L’initiative sur les minarets a divisé les Suisses, mais le résultat du vote les aura réunis dans le même ébahissement. Quelle surprise! Les partisans du oui avaient contre eux les étatsmajors des partis, les Eglises, l’ensemble des éditorialistes, et même les milieux économiques pour ajouter au concert la voix douce et raisonnable de l’intérêt financier. Que s’est-il donc passé, que les enquêtes d’opinion n’ont pas vu venir?
Faute de mieux, on a dénoncé une bérézina sondagière. Et on a fait mine d’expliquer le résultat du vote par l’écart séparant le «peuple» de ses «élites». Le problème, c’est que le constat de ce décalage, en soi, n’explique absolument rien. C’est le décalage lui-même qu’il s’agirait d’expliquer.
Il serait d’ailleurs préférable de manipuler avec prudence l’opposition du «peuple» à ses «élites». En l’occurrence, ce n’est pas la Suisse d’en bas, voire du milieu, qui aurait voté contre l’opinion de la Suisse d’en haut: on réalise au contraire que des partisans inattendus de l’initiative figuraient aussi parmi les «élites». Alors, pourquoi ne se sont-ils pas fait entendre, eux qui connaissent pourtant le chemin des médias? Juriste et spécialiste du droit musulman, Sami Aldeeb Abu-Sahlieh aura bien été l’unique intellectuel de Suisse romande a s’exprimer en faveur du oui. Sa solitude était totale: il y a eu beaucoup d’absents dans ce débat polarisé par l’inénarrable Oskar Freysinger.
Le déplorable résultat du vote révèle donc un puissant effet d’intimidation: des opinions assez largement partagées n’ont pas osé s’exprimer, voilà ce qu’il faut d’abord retenir et essayer d’éclairer.
Question subliminale. Si la votation a été un moyen de tester l’intégration des musulmans de Suisse et d’exprimer des peurs devant la radicalisation de l’islam, elle a aussi fait passer en contrebande cette question subliminale: êtesvous ouvert, hospitalier, tolérant aux différences de l’autre? Ou êtes-vous fermé, intolérant, hostile à l’autre? Avec la douche froide des résultats, on paie l’inconscience d’avoir trop longtemps fait peser sur les débats liés à la présence de l’islam une pression non pas morale, mais moraliste.
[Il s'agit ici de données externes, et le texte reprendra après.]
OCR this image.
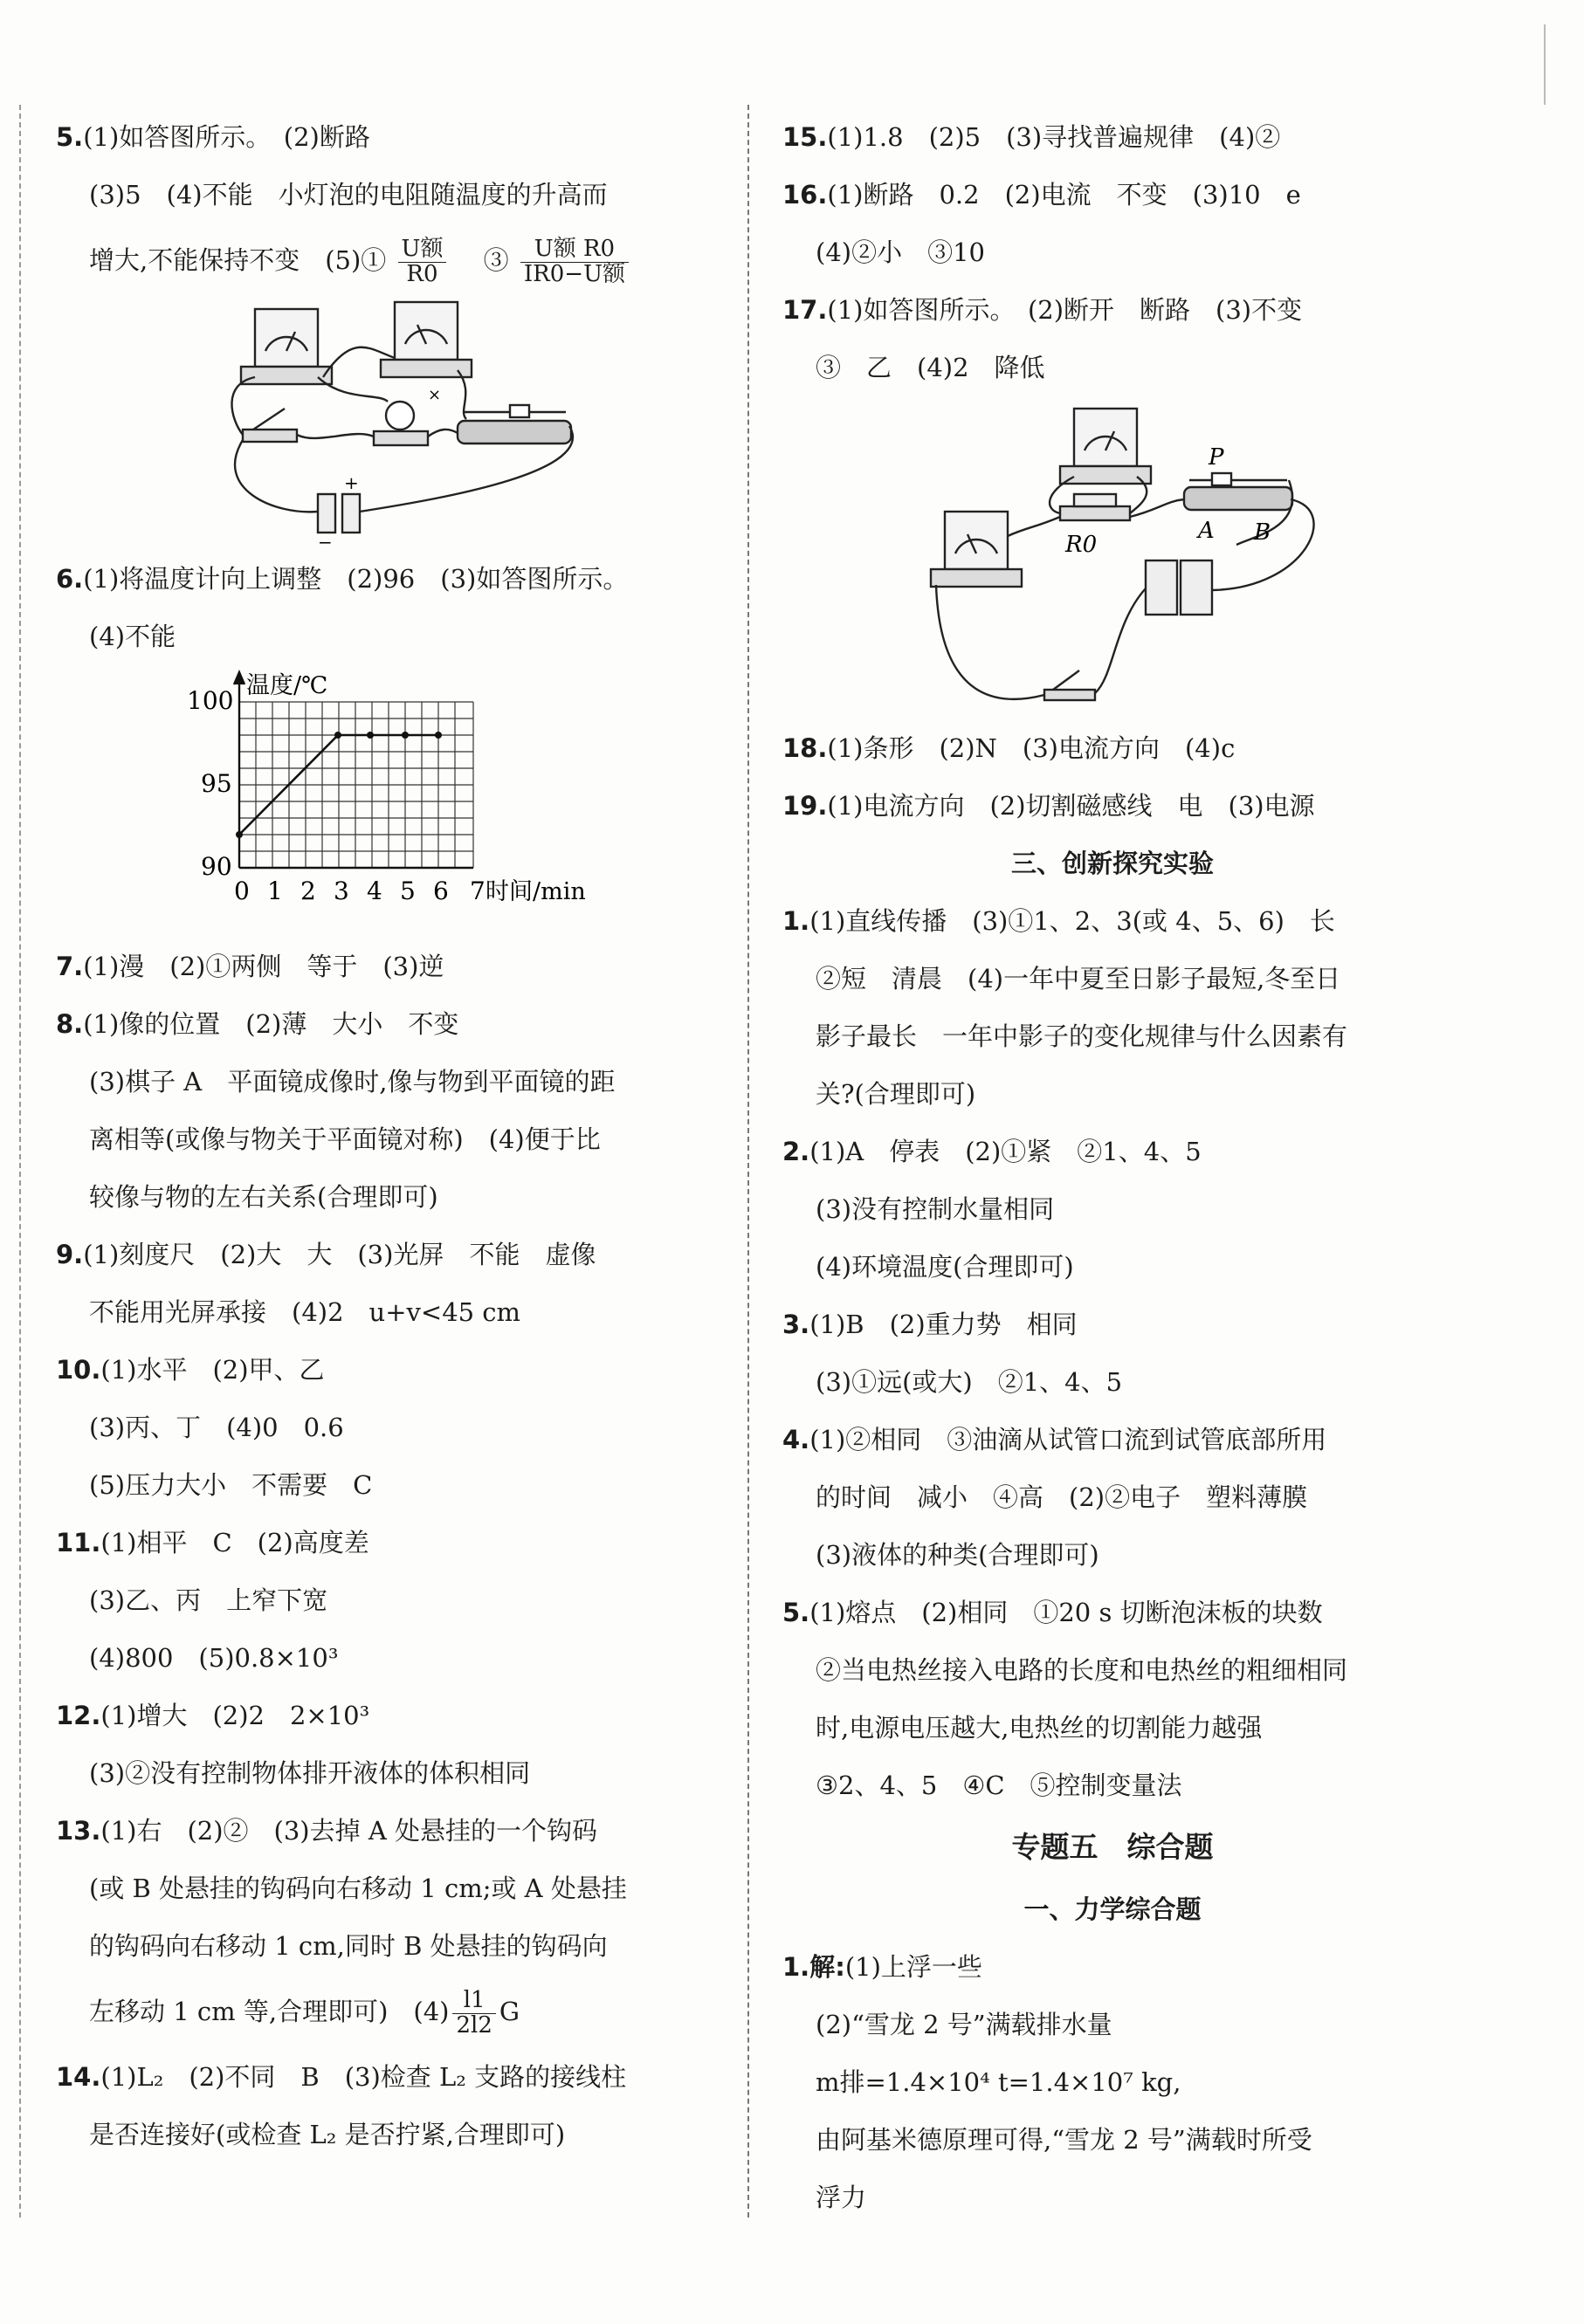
5.(1)如答图所示。　(2)断路
(3)5　(4)不能　小灯泡的电阻随温度的升高而
增大,不能保持不变　(5)① $\frac{\text{U额}}{R0}$ 　③ $\frac{\text{U额 R0}}{\text{IR0−U额}}$
+
−
×
6.(1)将温度计向上调整　(2)96　(3)如答图所示。
(4)不能
温度/℃
100
95
90
0 1 2 3 4 5 6 7 时间/min
7.(1)漫　(2)①两侧　等于　(3)逆
8.(1)像的位置　(2)薄　大小　不变
(3)棋子 A　平面镜成像时,像与物到平面镜的距
离相等(或像与物关于平面镜对称)　(4)便于比
较像与物的左右关系(合理即可)
9.(1)刻度尺　(2)大　大　(3)光屏　不能　虚像
不能用光屏承接　(4)2　u+v<45 cm
10.(1)水平　(2)甲、乙
(3)丙、丁　(4)0　0.6
(5)压力大小　不需要　C
11.(1)相平　C　(2)高度差
(3)乙、丙　上窄下宽
(4)800　(5)0.8×10³
12.(1)增大　(2)2　2×10³
(3)②没有控制物体排开液体的体积相同
13.(1)右　(2)②　(3)去掉 A 处悬挂的一个钩码
(或 B 处悬挂的钩码向右移动 1 cm;或 A 处悬挂
的钩码向右移动 1 cm,同时 B 处悬挂的钩码向
左移动 1 cm 等,合理即可)　$(4) \frac{l1}{2l2}$ G
14.(1)L₂　(2)不同　B　(3)检查 L₂ 支路的接线柱
是否连接好(或检查 L₂ 是否拧紧,合理即可)
15.(1)1.8　(2)5　(3)寻找普遍规律　(4)②
16.(1)断路　0.2　(2)电流　不变　(3)10　e
(4)②小　③10
17.(1)如答图所示。　(2)断开　断路　(3)不变
③　乙　(4)2　降低
P
A B
R0
18.(1)条形　(2)N　(3)电流方向　(4)c
19.(1)电流方向　(2)切割磁感线　电　(3)电源
三、创新探究实验
1.(1)直线传播　(3)①1、2、3(或 4、5、6)　长
②短　清晨　(4)一年中夏至日影子最短,冬至日
影子最长　一年中影子的变化规律与什么因素有
关?(合理即可)
2.(1)A　停表　(2)①紧　②1、4、5
(3)没有控制水量相同
(4)环境温度(合理即可)
3.(1)B　(2)重力势　相同
(3)①远(或大)　②1、4、5
4.(1)②相同　③油滴从试管口流到试管底部所用
的时间　减小　④高　(2)②电子　塑料薄膜
(3)液体的种类(合理即可)
5.(1)熔点　(2)相同　①20 s 切断泡沫板的块数
②当电热丝接入电路的长度和电热丝的粗细相同
时,电源电压越大,电热丝的切割能力越强
③2、4、5　④C　⑤控制变量法
专题五　综合题
一、力学综合题
1.解:(1)上浮一些
(2)“雪龙 2 号”满载排水量
m排=1.4×10⁴ t=1.4×10⁷ kg,
由阿基米德原理可得,“雪龙 2 号”满载时所受
浮力
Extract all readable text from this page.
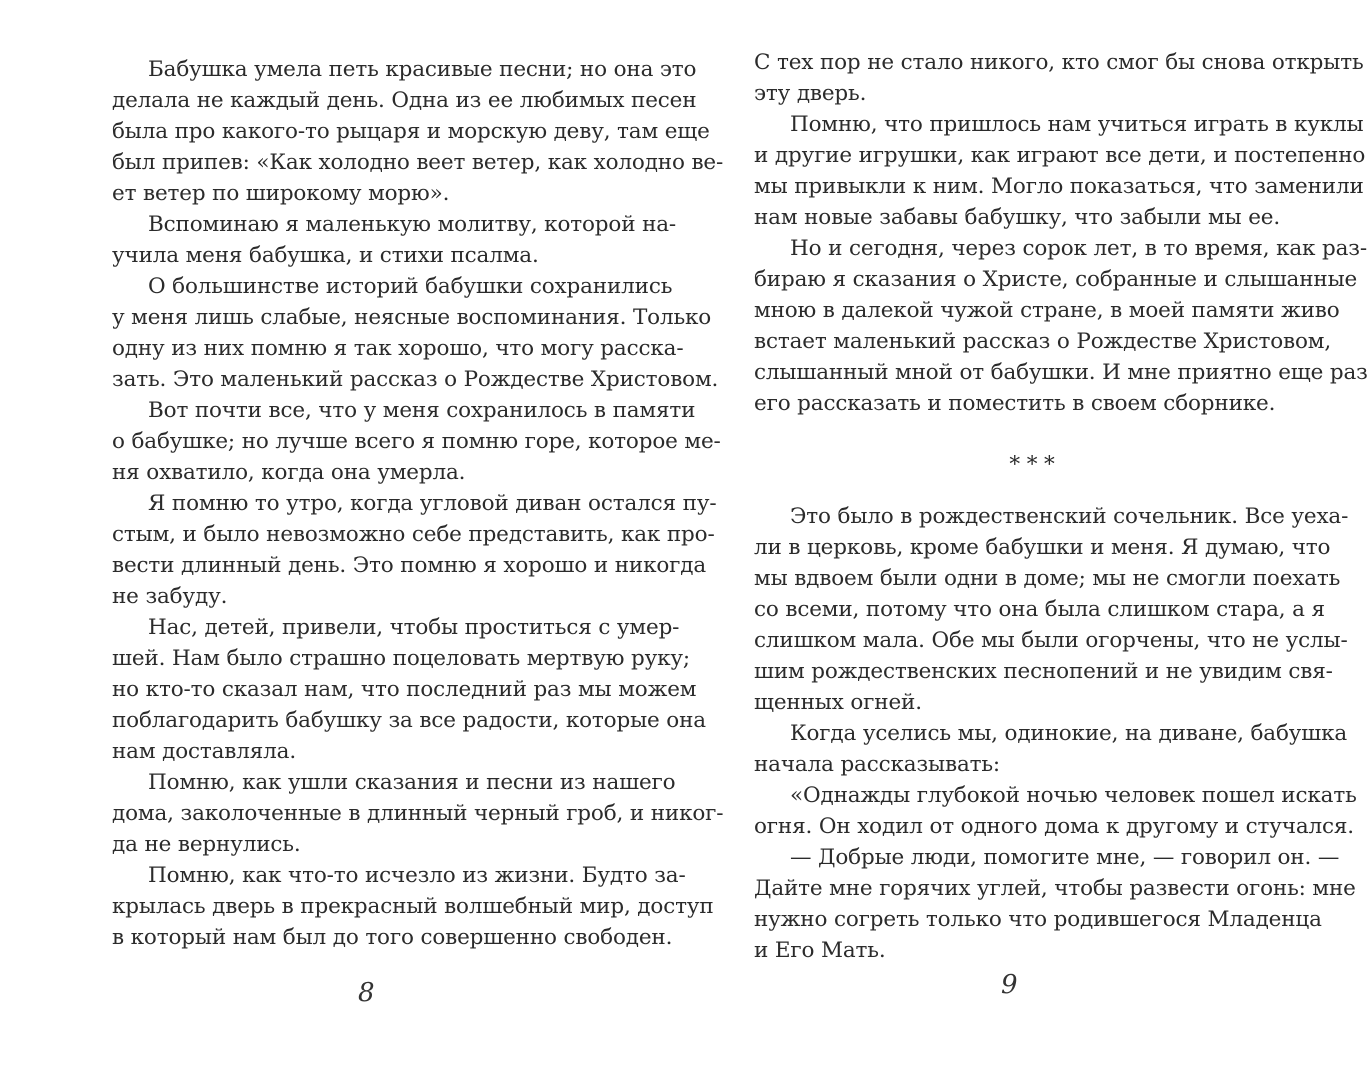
Бабушка умела петь красивые песни; но она это
делала не каждый день. Одна из ее любимых песен
была про какого-то рыцаря и морскую деву, там еще
был припев: «Как холодно веет ветер, как холодно ве-
ет ветер по широкому морю».
Вспоминаю я маленькую молитву, которой на-
учила меня бабушка, и стихи псалма.
О большинстве историй бабушки сохранились
у меня лишь слабые, неясные воспоминания. Только
одну из них помню я так хорошо, что могу расска-
зать. Это маленький рассказ о Рождестве Христовом.
Вот почти все, что у меня сохранилось в памяти
о бабушке; но лучше всего я помню горе, которое ме-
ня охватило, когда она умерла.
Я помню то утро, когда угловой диван остался пу-
стым, и было невозможно себе представить, как про-
вести длинный день. Это помню я хорошо и никогда
не забуду.
Нас, детей, привели, чтобы проститься с умер-
шей. Нам было страшно поцеловать мертвую руку;
но кто-то сказал нам, что последний раз мы можем
поблагодарить бабушку за все радости, которые она
нам доставляла.
Помню, как ушли сказания и песни из нашего
дома, заколоченные в длинный черный гроб, и никог-
да не вернулись.
Помню, как что-то исчезло из жизни. Будто за-
крылась дверь в прекрасный волшебный мир, доступ
в который нам был до того совершенно свободен.
8
С тех пор не стало никого, кто смог бы снова открыть
эту дверь.
Помню, что пришлось нам учиться играть в куклы
и другие игрушки, как играют все дети, и постепенно
мы привыкли к ним. Могло показаться, что заменили
нам новые забавы бабушку, что забыли мы ее.
Но и сегодня, через сорок лет, в то время, как раз-
бираю я сказания о Христе, собранные и слышанные
мною в далекой чужой стране, в моей памяти живо
встает маленький рассказ о Рождестве Христовом,
слышанный мной от бабушки. И мне приятно еще раз
его рассказать и поместить в своем сборнике.
* * *
Это было в рождественский сочельник. Все уеха-
ли в церковь, кроме бабушки и меня. Я думаю, что
мы вдвоем были одни в доме; мы не смогли поехать
со всеми, потому что она была слишком стара, а я
слишком мала. Обе мы были огорчены, что не услы-
шим рождественских песнопений и не увидим свя-
щенных огней.
Когда уселись мы, одинокие, на диване, бабушка
начала рассказывать:
«Однажды глубокой ночью человек пошел искать
огня. Он ходил от одного дома к другому и стучался.
— Добрые люди, помогите мне, — говорил он. —
Дайте мне горячих углей, чтобы развести огонь: мне
нужно согреть только что родившегося Младенца
и Его Мать.
9
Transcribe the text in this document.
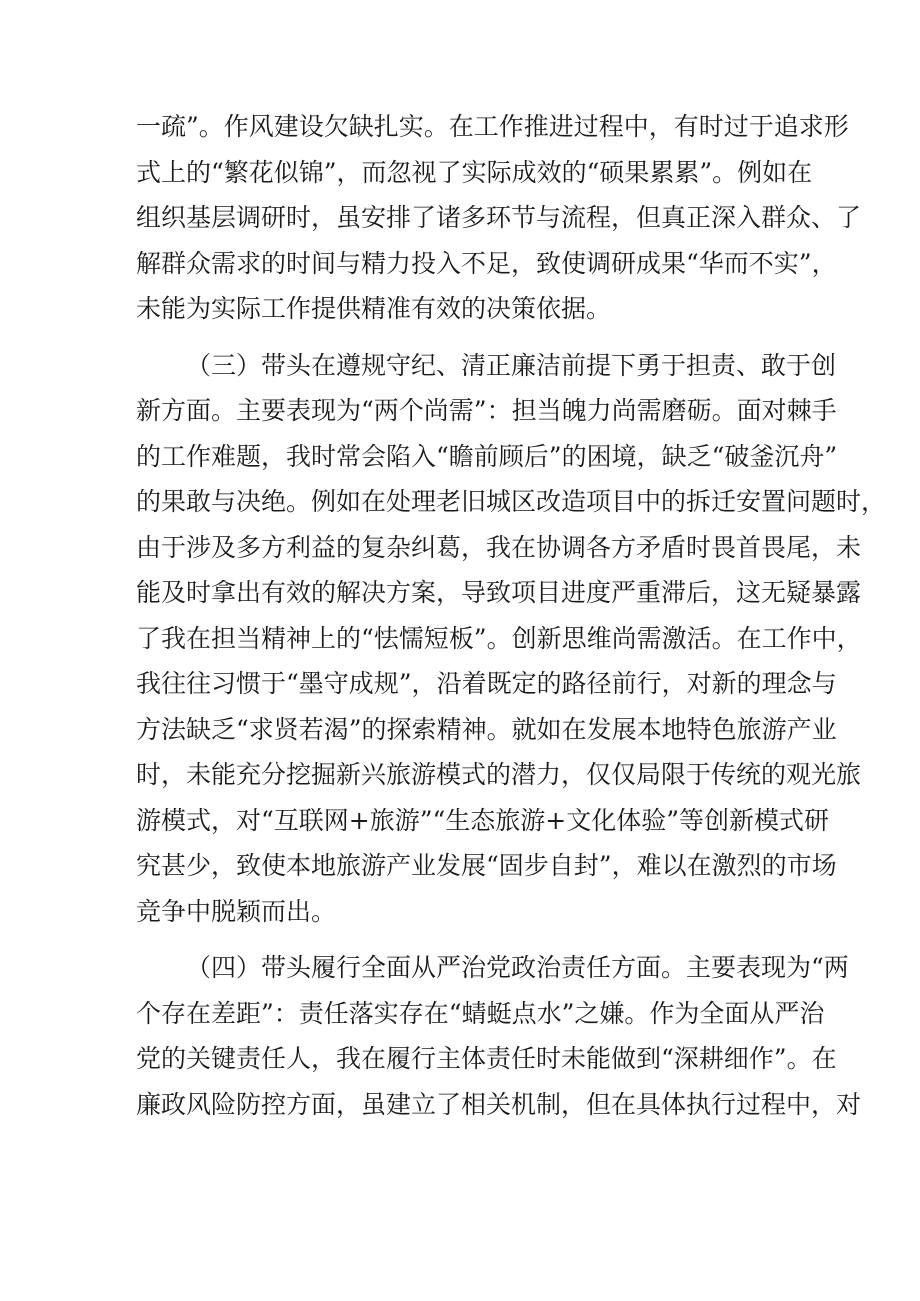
一疏”。作风建设欠缺扎实。在工作推进过程中，有时过于追求形
式上的“繁花似锦”，而忽视了实际成效的“硕果累累”。例如在
组织基层调研时，虽安排了诸多环节与流程，但真正深入群众、了
解群众需求的时间与精力投入不足，致使调研成果“华而不实”，
未能为实际工作提供精准有效的决策依据。
（三）带头在遵规守纪、清正廉洁前提下勇于担责、敢于创
新方面。主要表现为“两个尚需”：担当魄力尚需磨砺。面对棘手
的工作难题，我时常会陷入“瞻前顾后”的困境，缺乏“破釜沉舟”
的果敢与决绝。例如在处理老旧城区改造项目中的拆迁安置问题时，
由于涉及多方利益的复杂纠葛，我在协调各方矛盾时畏首畏尾，未
能及时拿出有效的解决方案，导致项目进度严重滞后，这无疑暴露
了我在担当精神上的“怯懦短板”。创新思维尚需激活。在工作中，
我往往习惯于“墨守成规”，沿着既定的路径前行，对新的理念与
方法缺乏“求贤若渴”的探索精神。就如在发展本地特色旅游产业
时，未能充分挖掘新兴旅游模式的潜力，仅仅局限于传统的观光旅
游模式，对“互联网+旅游”“生态旅游+文化体验”等创新模式研
究甚少，致使本地旅游产业发展“固步自封”，难以在激烈的市场
竞争中脱颖而出。
（四）带头履行全面从严治党政治责任方面。主要表现为“两
个存在差距”：责任落实存在“蜻蜓点水”之嫌。作为全面从严治
党的关键责任人，我在履行主体责任时未能做到“深耕细作”。在
廉政风险防控方面，虽建立了相关机制，但在具体执行过程中，对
Il est normal que l’intégration des musulmans n’aille pas totalement de soi: la rapide installation d’une nouvelle religion dans les sociétés occidentales est un phénomène absolument inédit, sans équivalent au cours des siècles précédents. On est là hors de nos repères historiques. Il est donc nécessaire qu’on en débatte librement, sans être asphyxié par ce que le philosophe Pierre-André Taguieff a nommé «la vulgate antiraciste dominante». Pour une part non négligeable, l’acceptation de l’initiative peut être interprétée comme une révolte contre cette «vulgate», dont le chantage à «l’islamophobie» constitue un des instruments essentiels.
Ce mot d’islamophobie est un piège tendu à notre liberté de discussion. Il permet de confondre la critique d’une religion avec un comportement raciste et dissuade la dénonciation de l’archaïsme, du conservatisme, du sexisme ou du fanatisme dès lors que tout cela concerne des musulmans. Attention, vous jetez de l’huile sur le feu, vous faites le jeu de l’UDC...
Beaucoup en ont eu marre. Le temps d’une votation, ils sont montés sur la table, se sont mouchés dans les rideaux et, prenant prétexte de ces minarets qui indiffèrent même la plupart des musulmans suisses ou de Suisse, ils ont lancé un «merde» sonore à tous ceux qui auraient voulu les intimider jusque dans le secret de l’isoloir. Avec le résultat que l’on sait: une réponse passionnelle à une question idiote.
C’est le retour du refoulé. Inattendu. Transgressif. Brutal. Et terriblement injuste pour la très grande majorité des musulmans qui n’ont rien fait pour mériter cette gifle.
LE TEMPS D’UNE VOTATION, BEAUCOUP SONT MONTÉS SUR LA TABLE ET SE SONT MOUCHÉS DANS LES RIDEAUX.
GRAND ÉCART ENTRE LE SONDAGE ET LE RÉSULTAT
L’institut gfs de Claude Longchamp à Berne est régulièrement mandaté par la SSR pour sonder l’opinion des Suisses sur les votations. Le 18 novembre, il annonçait des intentions de vote à 37% pour l’initiative antiminarets. Le jour du scrutin, le 29 novembre, le résultat s’est avéré de 20 points supérieur.